Tantas vueltas le debí dar a la masa que debí marear hasta a la levadura, por que aquello no subía ni aunque se lo pidieras de rodillas. Y es que la receta decía: «cubrir con un paño y dejar reposar a temperatura ambiente durante un par de horas». Y esas condiciones en Escocia tampoco existen o al menos son completamente diferentes. Así que tras media hora decidí probar con el radiador y un montón de preposiciones (a, ante, bajo, tras, hacia, sobre, tras…), con el mismo resultado, aquello estaba liquidorro y no cogía cuerpo. Finalmente solucioné el problema con una llamada un tanto complicada al origen de la receta, a la fuente primaria: la abuela. La complicación era debida a la falta de harina, por lo que la solución era, por suerte, sencilla.

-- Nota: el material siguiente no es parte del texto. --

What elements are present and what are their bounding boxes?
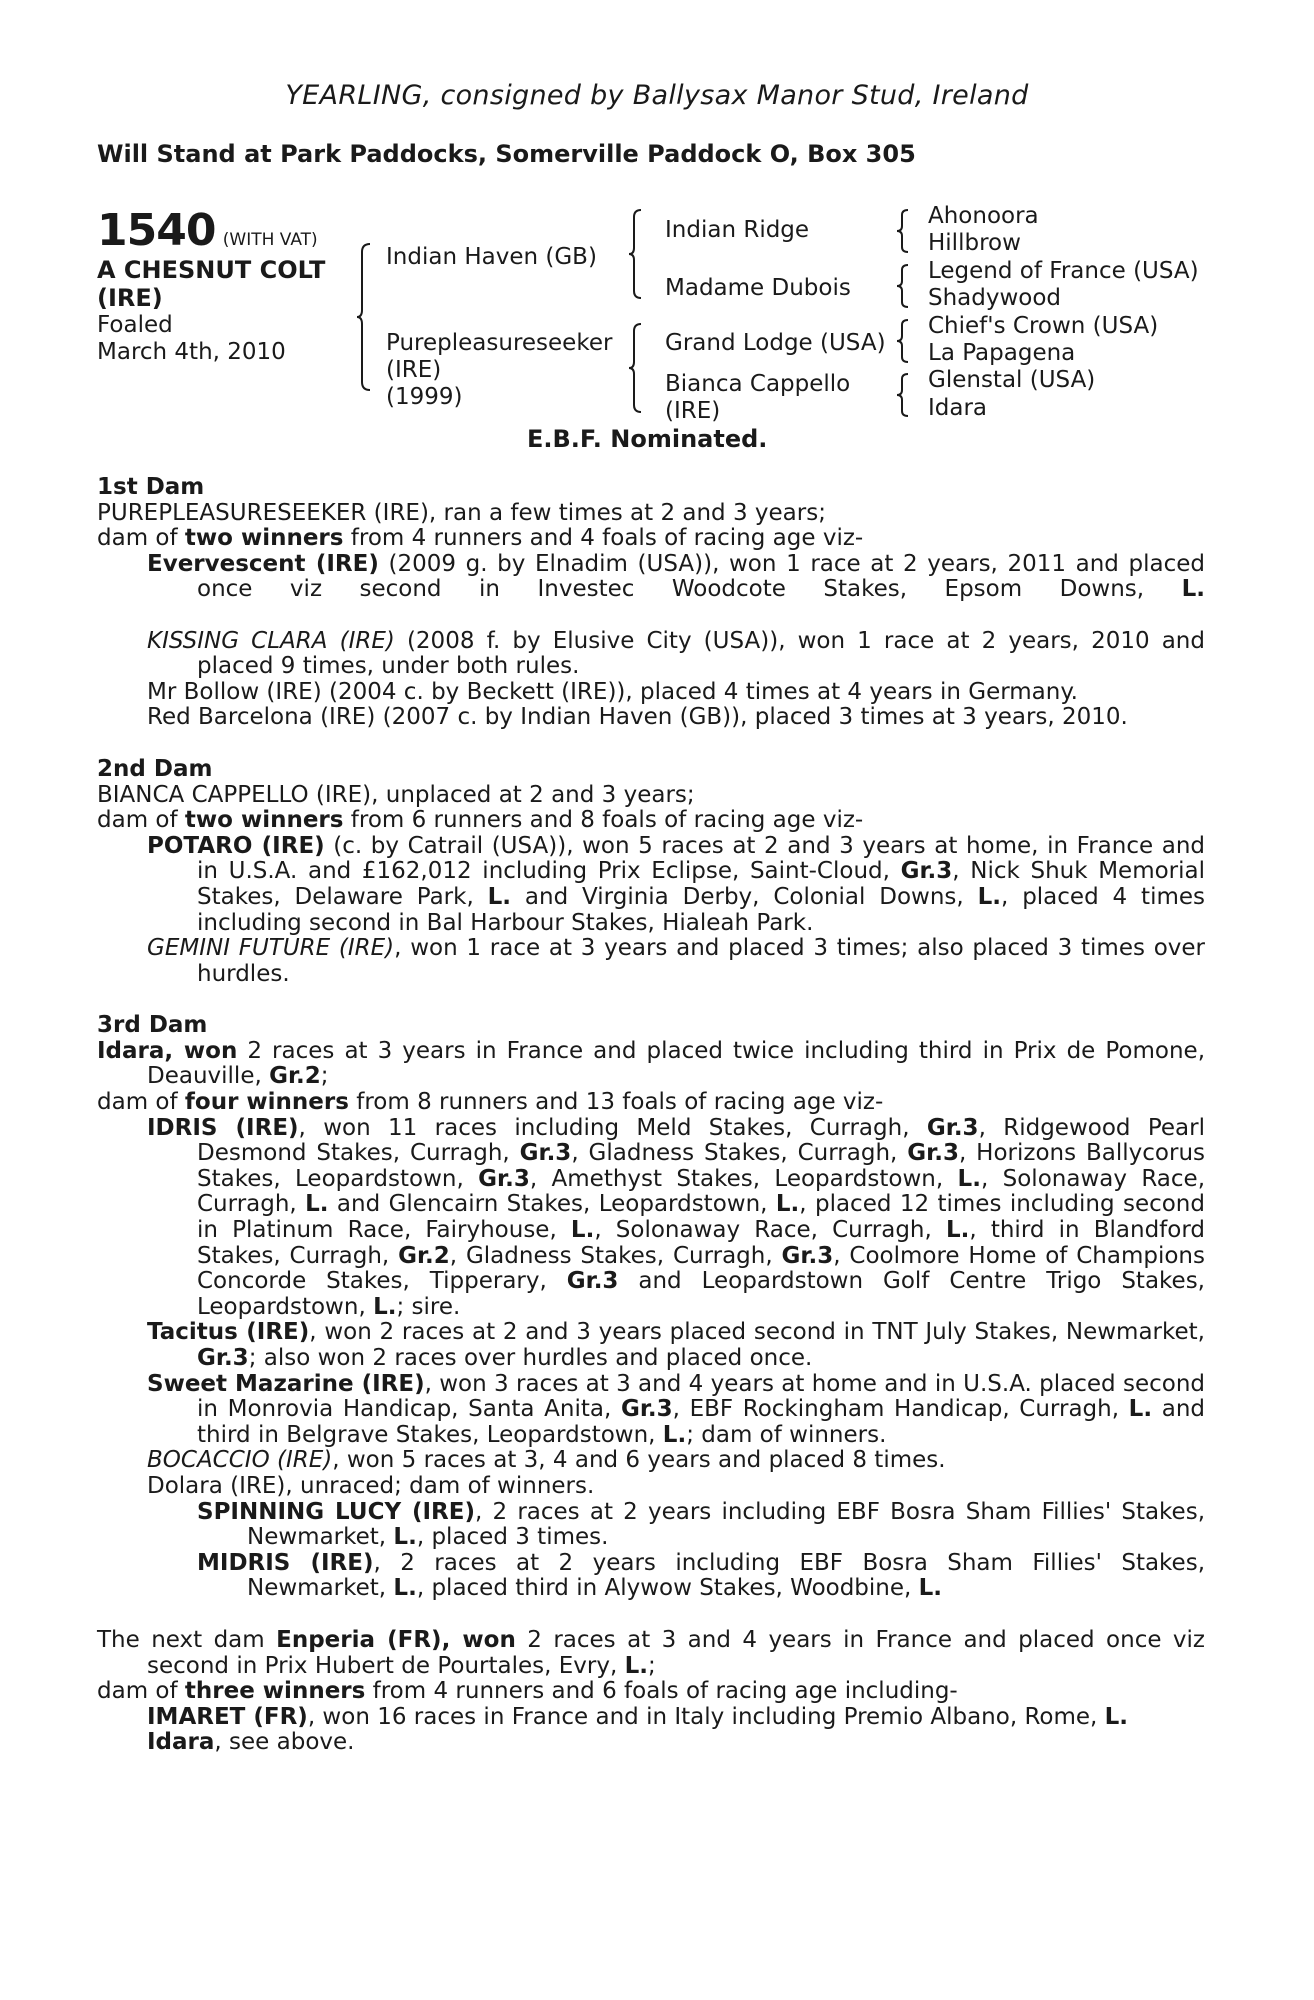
dam-line: Idara, won 2 races at 3 years in France and placed twice including third in Prix de Pomone, Deauville, Gr.2; (97, 1037, 1206, 1090)
dam-of-line: dam of two winners from 4 runners and 4 foals of racing age viz- (97, 525, 864, 552)
pedigree-dam-sire: Grand Lodge (USA) (665, 330, 886, 356)
section-title: 2nd Dam (97, 755, 213, 782)
dam-of-line: dam of two winners from 6 runners and 8 foals of racing age viz- (97, 807, 864, 834)
produce-entry: GEMINI FUTURE (IRE), won 1 race at 3 years and placed 3 times; also placed 3 times over hurdles. (147, 935, 1205, 987)
pedigree-g2: Hillbrow (928, 230, 1021, 256)
dam-of-line: dam of four winners from 8 runners and 13 foals of racing age viz- (97, 1089, 884, 1116)
pedigree-dam-dam: Bianca Cappello (665, 371, 851, 397)
foaled-label: Foaled (97, 312, 173, 338)
pedigree-brace-g1 (896, 208, 912, 254)
produce-entry: Tacitus (IRE), won 2 races at 2 and 3 years placed second in TNT July Stakes, Newmarket, Gr.3; also won 2 races over hurdles and placed once. (147, 1319, 1205, 1371)
pedigree-dam-dam-origin: (IRE) (665, 398, 721, 424)
pedigree-brace-g4 (896, 372, 912, 418)
foaled-date: March 4th, 2010 (97, 339, 286, 365)
dam-of-line: dam of three winners from 4 runners and 6 foals of racing age including- (97, 1678, 958, 1705)
dam-sections (97, 475, 1205, 1782)
produce-entry: Idara, see above. (147, 1729, 355, 1756)
dam-line: The next dam Enperia (FR), won 2 races at 3 and 4 years in France and placed once viz second in Prix Hubert de Pourtales, Evry, L.; (97, 1626, 1205, 1679)
pedigree-dam: Purepleasureseeker (386, 330, 613, 356)
pedigree-g3: Legend of France (USA) (928, 258, 1199, 284)
produce-entry: Mr Bollow (IRE) (2004 c. by Beckett (IRE)), placed 4 times at 4 years in Germany. (147, 678, 1078, 705)
pedigree-brace-g2 (896, 263, 912, 309)
pedigree-dam-origin: (IRE) (386, 357, 442, 383)
pedigree-brace-main (356, 242, 376, 392)
stand-location: Will Stand at Park Paddocks, Somerville Paddock O, Box 305 (97, 140, 916, 168)
produce-entry: Red Barcelona (IRE) (2007 c. by Indian Haven (GB)), placed 3 times at 3 years, 2010. (147, 704, 1128, 731)
produce-entry: KISSING CLARA (IRE) (2008 f. by Elusive City (USA)), won 1 race at 2 years, 2010 and placed 9 times, under both rules. (147, 627, 1205, 680)
produce-entry: IMARET (FR), won 16 races in France and in Italy including Premio Albano, Rome, L. (147, 1703, 1129, 1730)
pedigree-g4: Shadywood (928, 285, 1062, 311)
first-dam-section (97, 475, 1205, 731)
pedigree-g6: La Papagena (928, 340, 1076, 366)
grand-produce-entry: SPINNING LUCY (IRE), 2 races at 2 years including EBF Bosra Sham Fillies' Stakes, Newmarket, L., placed 3 times. (197, 1498, 1206, 1551)
lot-vat: (WITH VAT) (222, 230, 318, 250)
lot-info (97, 206, 367, 366)
pedigree-g5: Chief's Crown (USA) (928, 313, 1159, 339)
pedigree-brace-dam (628, 322, 646, 414)
lot-description-origin: (IRE) (97, 284, 163, 312)
pedigree-g1: Ahonoora (928, 203, 1039, 229)
pedigree-sire: Indian Haven (GB) (386, 244, 597, 270)
pedigree-sire-sire: Indian Ridge (665, 217, 810, 243)
dam-line: PUREPLEASURESEEKER (IRE), ran a few times at 2 and 3 years; (97, 499, 826, 526)
catalogue-heading: YEARLING, consigned by Ballysax Manor Stud, Ireland (285, 80, 1029, 111)
produce-entry: Evervescent (IRE) (2009 g. by Elnadim (USA)), won 1 race at 2 years, 2011 and placed once viz second in Investec Woodcote Stakes, Epsom Downs, L. (147, 550, 1206, 603)
second-dam-section (97, 757, 1205, 987)
section-title: 1st Dam (97, 474, 205, 500)
pedigree-sire-dam: Madame Dubois (665, 275, 851, 301)
section-title: 3rd Dam (97, 1012, 208, 1039)
lot-description: A CHESNUT COLT (97, 256, 326, 284)
ebf-nominated: E.B.F. Nominated. (527, 425, 768, 453)
pedigree-brace-sire (628, 208, 646, 300)
lot-number: 1540 (97, 205, 216, 256)
pedigree-dam-year: (1999) (386, 384, 463, 410)
produce-entry: IDRIS (IRE), won 11 races including Meld Stakes, Curragh, Gr.3, Ridgewood Pearl Desmond Stakes, Curragh, Gr.3, Gladness Stakes, Curragh, Gr.3, Horizons Ballycorus Stakes, Leopardstown, Gr.3, Amethyst Stakes, Leopardstown, L., Solonaway Race, Curragh, L. and Glencairn Stakes, Leopardstown, L., placed 12 times including second in Platinum Race, Fairyhouse, L., Solonaway Race, Curragh, L., third in Blandford Stakes, Curragh, Gr.2, Gladness Stakes, Curragh, Gr.3, Coolmore Home of Champions Concorde Stakes, Tipperary, Gr.3 and Leopardstown Golf Centre Trigo Stakes, Leopardstown, L.; sire. (147, 1114, 1206, 1320)
produce-entry: BOCACCIO (IRE), won 5 races at 3, 4 and 6 years and placed 8 times. (147, 1447, 946, 1474)
dam-line: BIANCA CAPPELLO (IRE), unplaced at 2 and 3 years; (97, 781, 695, 808)
grand-produce-entry: MIDRIS (IRE), 2 races at 2 years including EBF Bosra Sham Fillies' Stakes, Newmarket, L., placed third in Alywow Stakes, Woodbine, L. (197, 1549, 1205, 1602)
produce-entry: Dolara (IRE), unraced; dam of winners. (147, 1472, 595, 1499)
next-dam-section (97, 1628, 1205, 1756)
pedigree-g8: Idara (928, 395, 988, 421)
produce-entry: POTARO (IRE) (c. by Catrail (USA)), won 5 races at 2 and 3 years at home, in France and in U.S.A. and £162,012 including Prix Eclipse, Saint-Cloud, Gr.3, Nick Shuk Memorial Stakes, Delaware Park, L. and Virginia Derby, Colonial Downs, L., placed 4 times including second in Bal Harbour Stakes, Hialeah Park. (147, 832, 1205, 936)
third-dam-section (97, 1013, 1205, 1602)
pedigree-brace-g3 (896, 318, 912, 364)
pedigree-g7: Glenstal (USA) (928, 367, 1096, 393)
produce-entry: Sweet Mazarine (IRE), won 3 races at 3 and 4 years at home and in U.S.A. placed second in Monrovia Handicap, Santa Anita, Gr.3, EBF Rockingham Handicap, Curragh, L. and third in Belgrave Stakes, Leopardstown, L.; dam of winners. (147, 1370, 1205, 1448)
lot-number-line (97, 206, 367, 256)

Describir la tensión en el momento de echar las rosquillas a freír…es complicado. Darle la forma apropiada era de nivel de Super Saiyajin 3, así que tras varios intentos decidí no meterme demasiada presión y no hacer muchas virguerías la primera vez. Así fueron entrando a la bañera de aceite de girasol –sí, ya se, segundo pecado capital, pero es que la economía no está como para gastar el preciado tesoro del aceite de oliva virgen extra–, y saliendo listas para el alicatado final. Las primeras salieron más tostaditas, pero tan monas ellas…que casi suelto una lagrimilla al ver mi primera rosquilla sobre el plato. Snifff.

Llamé a Marta para que las catara, por que yo no me sentía con fuerzas de someterme a semejante presión. Sentía como ojos y ojos de generaciones remotas me miraban amenazadoramente, a mí y a mi rosquilla. Y oye, no se si fue por no querer hundir mi moral o por que realmente alguna intervención divina a modo de «Maruja mezclo el agua con el aceite» o al estilo «del tío Paco con la rebaja» habían intercedido, pero nos gustaron bastante más de lo esperado. Así que seguí adelante y allí estuve friendo un buen rato y echándoles un carro de azúcar por encima. Una obra de arte a las que bauticé como «rosquillas de la abuela al whisky».

Y finalmente la recepción fue buena, así que la alegría fue doble. Una liberación el quitarme la presión de encima y mucha tranquilidad al saber que las teorías evolutivas se habían comportado. De hecho, tanto han funcionado que vamos a estar comiendo rosquillas el resto de la semana. Si llegamos un poco chispados a trabajar…no es nuestra culpa, se la echaremos a la evolución y a la intromisión de los escoceses en las recetas belinchoneras.